Saturday, 26 September 2009

Friday 25th September 2009


Telly season starting in earnest now, with new shows debuting and old favorites/habits returning. In no particular order, the current viewing season has brought us House, Community, Glee, Eastwick, Greek, NCIS: Los Angeles, CSI: Miami, Crash, Modern Family, Curb Your Enthusiasm, Fringe, Heroes, Mercy, Flashforward, the Forgotten, the Good Wife, the Vampire Diaries, Supernatural, Castle, Melrose Place, Bones, 90210 - pretty busy watching period for me. The only new show I'm wary of is Mercy, as me and medical dramas haven't got on since I tried to watch the first season of Grey's Anatomy and found it an aggressively smug and hateful show full of unlikable characters I would have little hesitation in punching in the mouth. Melrose Place I'm not sure what to make of, as I've never seen the original, though the name - via pop-cultural osmosis alone - brings up assumptions of glossy Los Angelinos and soap operatics about their privileged never worked an honest day in their life problems, but it started with a murder and that was enough to intrigue me, even if the rest actually is glossy Los Angelinos and soap operatics about their privileged never worked an honest day in their life problems - all it needs is a naive actress who swings both ways and it'd be complete trash. As it is, it's just kind of trashy and lacking in substance.
NCIS: Los Angeles is trash, however - absolute, unapologetic trash of the first order.

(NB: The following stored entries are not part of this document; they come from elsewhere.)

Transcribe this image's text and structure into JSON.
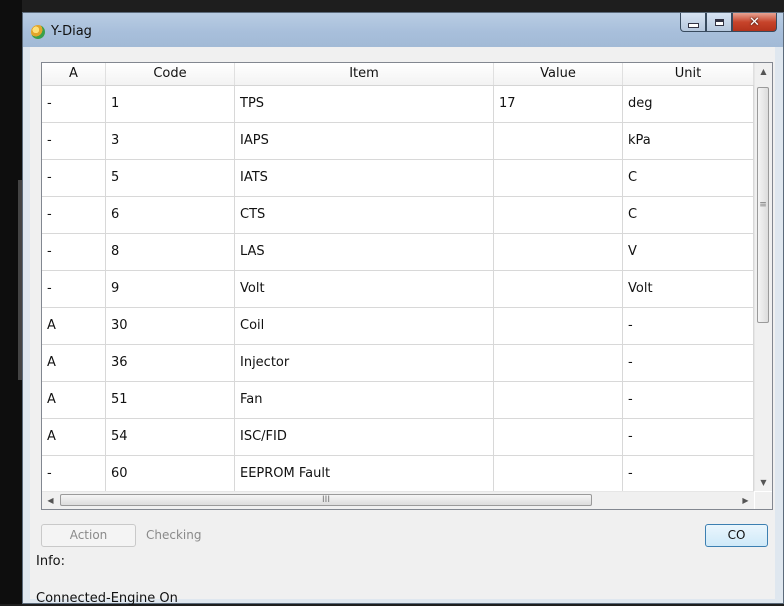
{
  "window": {
    "title": "Y-Diag"
  },
  "table": {
    "columns": [
      "A",
      "Code",
      "Item",
      "Value",
      "Unit"
    ],
    "rows": [
      [
        "-",
        "1",
        "TPS",
        "17",
        "deg"
      ],
      [
        "-",
        "3",
        "IAPS",
        "",
        "kPa"
      ],
      [
        "-",
        "5",
        "IATS",
        "",
        "C"
      ],
      [
        "-",
        "6",
        "CTS",
        "",
        "C"
      ],
      [
        "-",
        "8",
        "LAS",
        "",
        "V"
      ],
      [
        "-",
        "9",
        "Volt",
        "",
        "Volt"
      ],
      [
        "A",
        "30",
        "Coil",
        "",
        "-"
      ],
      [
        "A",
        "36",
        "Injector",
        "",
        "-"
      ],
      [
        "A",
        "51",
        "Fan",
        "",
        "-"
      ],
      [
        "A",
        "54",
        "ISC/FID",
        "",
        "-"
      ],
      [
        "-",
        "60",
        "EEPROM Fault",
        "",
        "-"
      ]
    ]
  },
  "controls": {
    "action_label": "Action",
    "checking_label": "Checking",
    "co_label": "CO"
  },
  "info_label": "Info:",
  "status_text": "Connected-Engine On"
}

I've never watched an episode of the parent series, so I'm at a loss why I gave this one a shot, but the credits revealed that it starred both Chris 'Batman And Robin' O'Donnel and LL Cool J, so my ass was watching this bitch just to see what kind of car crash occurred, and it was just terrible enough to be compelling in the same way that CSI: Miami and Bones are.
Good Wife is typical courtroom stuff but inoffensive enough that I'll probably watch another episode, while Flashforward is laughably derivative and stiff Sci-Fi Channel reject material that pads out the minutes with leaden plotting and shameless lifts of the establishing moments of Lost, and I honestly can't think why I'd watch another episode - none of it is particularly terrible, it's just that none of it is particularly good and there's not an ounce of originality on display.
Modern Family is cynical on the surface, but has a happy ending up it's sleeve in the form of a face turn for the homophobic dad played by Married With Children's Ed O'Niell, and while happy endings were once played-out on tv, they're now so rare that this comes across as a welcome bit of schmaltz that makes the rest of the cynicism and misanthropy more palatable in much the same way that House's season opening happy-ending moment of rare euphoria for the title character was.

All in all, the new season is off to a good start, but we'll see what I'm still watching in a month's time.